## How to Choose and Where to Buy Lipo Batteries

Given the wide range of actuators and electronics which go into a RC model, choosing the right battery may not be an easy task. This article guides you through the thought processes involved in choosing one or more **RC car lipo** for your RC models. We’ll start with an example:

7.4v (2S) 2200mAh 25C

Seems confusing, but it’s not.

7.4v: This refers to the voltage of the entire pack. Since each cell holds 3.7v, this pack must have **RC car lipo** wired in series. Common pack voltages you’ll see for airsoft use will be 7.4v and 11.1v.

2S: This refers to the number of cells in the battery pack, and the fact that they are wired in series. If they were wired in parallel it would have said 2P instead.

2200mAh: As usual, this is the capacity of the battery in milliamp-hours. The larger the capacity, the longer the battery will last before needing to be recharged.

25C: We talked about this in part one. It’s the discharge rate. If you don’t remember what the discharge rate is all about please go straight to part one, do not pass Go, and do not collect anything but nasty looks from the gnomes who write these things.

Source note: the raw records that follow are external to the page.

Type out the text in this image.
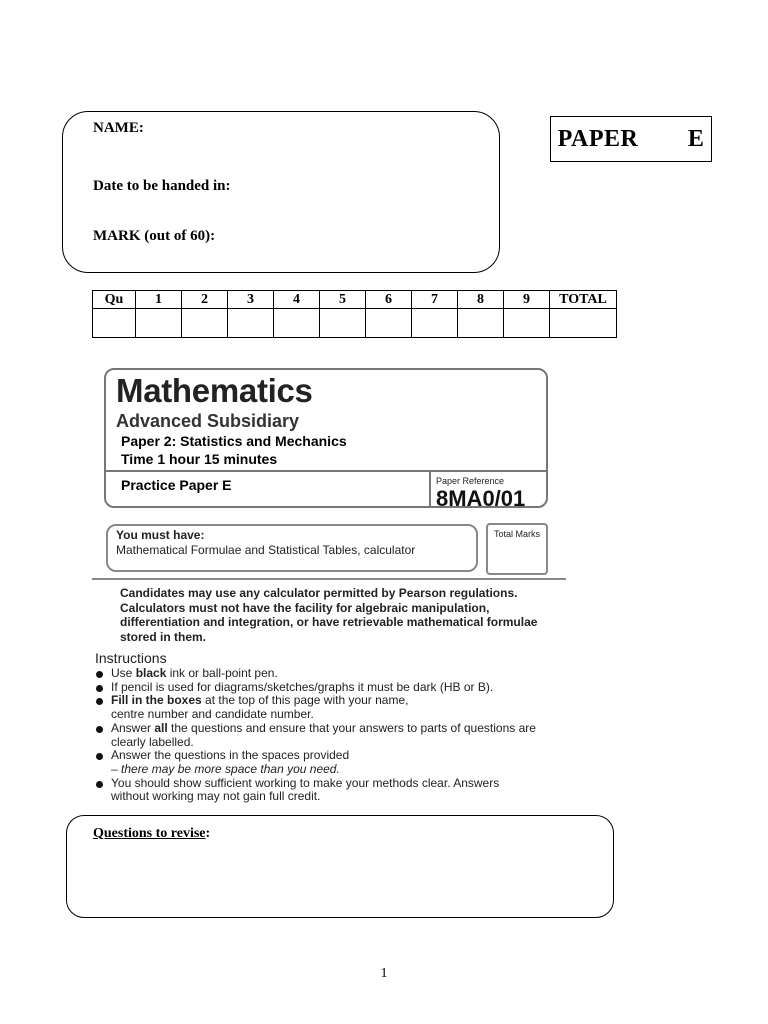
NAME:
Date to be handed in:
MARK (out of 60):
PAPER   E
Qu	1	2	3	4	5	6	7	8	9	TOTAL

Mathematics
Advanced Subsidiary
Paper 2: Statistics and Mechanics
Time 1 hour 15 minutes
Practice Paper E	Paper Reference
8MA0/01
You must have:
Mathematical Formulae and Statistical Tables, calculator
Total Marks
Candidates may use any calculator permitted by Pearson regulations. Calculators must not have the facility for algebraic manipulation, differentiation and integration, or have retrievable mathematical formulae stored in them.
Instructions
Use black ink or ball-point pen.
If pencil is used for diagrams/sketches/graphs it must be dark (HB or B).
Fill in the boxes at the top of this page with your name,
centre number and candidate number.
Answer all the questions and ensure that your answers to parts of questions are
clearly labelled.
Answer the questions in the spaces provided
– there may be more space than you need.
You should show sufficient working to make your methods clear. Answers
without working may not gain full credit.
Questions to revise:
1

Now let us look into what it is that we want out of the AEG we’re putting this into. If you’re looking to create an ROF beast, then an 11.1v battery is your goal. If you’re simply looking to replace that mini 8.4v or 9.6v NiMH or NiCad battery, then a 7.4v li-poly should fit the bill nicely. Your next concern is capacity. How do you determine the capacity you need? Well, it depends on a lot of things, and there is no real concrete answer to this.

If you have a gun that runs at a high fps, you’re going to need more capacity as it’s going to be used up more quickly. Now looking at reality, I’ve seen an m14 DMR running semi-auto only, go through 700 rounds and the 2200mAh li-poly battery was still almost full. Your real limiting factor here is space. You can use a battery as big as the space you have to fit it in, but you might want to consider using this battery in more than one gun, so you have to fit the smallest denominator.

Let’s look at the Gens ace brand li-poly battery that is available at Genstattu.com. The specs read as follows:

11.1v 1600mAh 12C

If you are using RC servos which operate at 4.8V to 6V nominal, an 11.1V LiPo will kill them, so you either need a separate battery or a voltage regulator. The C rating is the capacity and the discharge rating is normally provided as a multiple of the ‘C’ rating. The capacity relates to how long the robot will last. For example if your 11.1V battery has a capacity of 2000mAh (2Ah) and can discharge at 5C, that means it can discharge at 10A, which is more than enough for your motors.

Now let us look at a 7.4v li-poly made by Gens Ace for just $6 more:

7.4v 2200mAh 30C

Doing the math, you get a 66A continuous discharge capability! So sure, we drop back to 7.4v, but we’re back to supplying the motor and drivetrain the current it needs to run at 100%! So in this case, the 11.1 wasn’t a win because of its low C rating. Once you’ve decided on capacity and voltage, you need to consider the discharge rate carefully. As proven here, the low discharge rate is a real deal-breaker for the Firefox batteries!

Be careful when using 7.4V LiPo batteries with RC servos (which normally work best at 4.8V to 6V). LiPo batteries can normally discharge at high current (a meaure of the capacity). The higher the capacity, the longer the robot will run, but also the heavier the battery will be. For hexapods similar to Lynxmotion’s, a 2-4Ah battery is best, and you might get 15-20 minutes of use. 800mA won’t last too long.

Conclusion:

LiPo batteries have the potential to overtake NiMH batteries in general use in the next few years, quicker than any battery in history. It is certainly an exciting time for the hobby, and things are changing on a frequent basis. Just remember to have fun, and if you don’t know something, ask questions! The only dumb question is the one you don’t ask!